O jornalista é o profissional dedicado à pesquisa, organização e divulgação de informações relevantes à sociedade. Para tal, precisa desenvolver sua capacidade de comunicação e de redação. Boa parte de seu trabalho é dirigido justamente à boa organização de textos, mesmo que a veiculação do mesmo ocorra verbalmente, como é o caso de repórteres e apresentadores televisivos.

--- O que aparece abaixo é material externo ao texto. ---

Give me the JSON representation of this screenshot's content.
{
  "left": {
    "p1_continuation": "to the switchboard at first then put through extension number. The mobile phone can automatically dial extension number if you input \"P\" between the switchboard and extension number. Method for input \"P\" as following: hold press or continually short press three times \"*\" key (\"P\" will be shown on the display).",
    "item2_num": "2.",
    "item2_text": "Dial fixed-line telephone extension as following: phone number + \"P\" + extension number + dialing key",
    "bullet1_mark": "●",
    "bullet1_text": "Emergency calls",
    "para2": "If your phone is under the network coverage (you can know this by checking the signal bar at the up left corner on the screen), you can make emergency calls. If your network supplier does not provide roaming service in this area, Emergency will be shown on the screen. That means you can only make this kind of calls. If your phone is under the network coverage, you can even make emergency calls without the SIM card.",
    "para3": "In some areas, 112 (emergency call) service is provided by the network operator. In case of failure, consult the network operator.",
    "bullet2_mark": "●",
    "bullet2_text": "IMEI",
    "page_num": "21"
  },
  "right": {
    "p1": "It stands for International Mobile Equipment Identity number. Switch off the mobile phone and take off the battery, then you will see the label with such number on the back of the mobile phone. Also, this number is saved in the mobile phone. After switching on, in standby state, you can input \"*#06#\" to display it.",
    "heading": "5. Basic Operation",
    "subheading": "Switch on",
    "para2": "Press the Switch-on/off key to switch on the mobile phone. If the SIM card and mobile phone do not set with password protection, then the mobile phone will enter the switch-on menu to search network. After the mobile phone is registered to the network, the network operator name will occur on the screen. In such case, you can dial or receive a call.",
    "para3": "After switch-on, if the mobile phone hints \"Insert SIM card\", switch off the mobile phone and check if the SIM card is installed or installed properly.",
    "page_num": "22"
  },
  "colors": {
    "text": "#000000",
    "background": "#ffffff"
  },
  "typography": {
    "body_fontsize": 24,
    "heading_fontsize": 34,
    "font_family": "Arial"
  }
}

O curso de jornalismo dedica parte de seu conteúdo para o desenvolvimento de conhecimentos relacionados ao tratamento de textos no que tange a sua construção linguística, clareza, finalidades, alcance do público alvo. O domínio da expressividade e o cuidado quanto à formatação da informação é necessária para a boa investigação e transmissão de notícias. Considere que “escrever” é uma atividade-meio para a boa consecução das atividades jornalísticas. Esta é uma profissão que tem como objetivo a manutenção e a divulgação de aspectos culturais.

O mercado de trabalho para jornalistas não atravessa período de expansão. Maiores oportunidades estão situadas nas mídias digitais: portais, blogs, revistas eletrônicas. As assessorias de comunicação e o jornalismo institucional – dentro de empresas – também apontam alguma ampliação de vagas.

No Brasil não é necessário – porém desejável – o diploma de graduação em jornalismo para exercer esta profissão. Este é um debate que atravessou as últimas décadas e ainda está presente; procure se informar sobre os argumentos favoráveis e contrários à exigência de diploma para o exercício dessa profissão.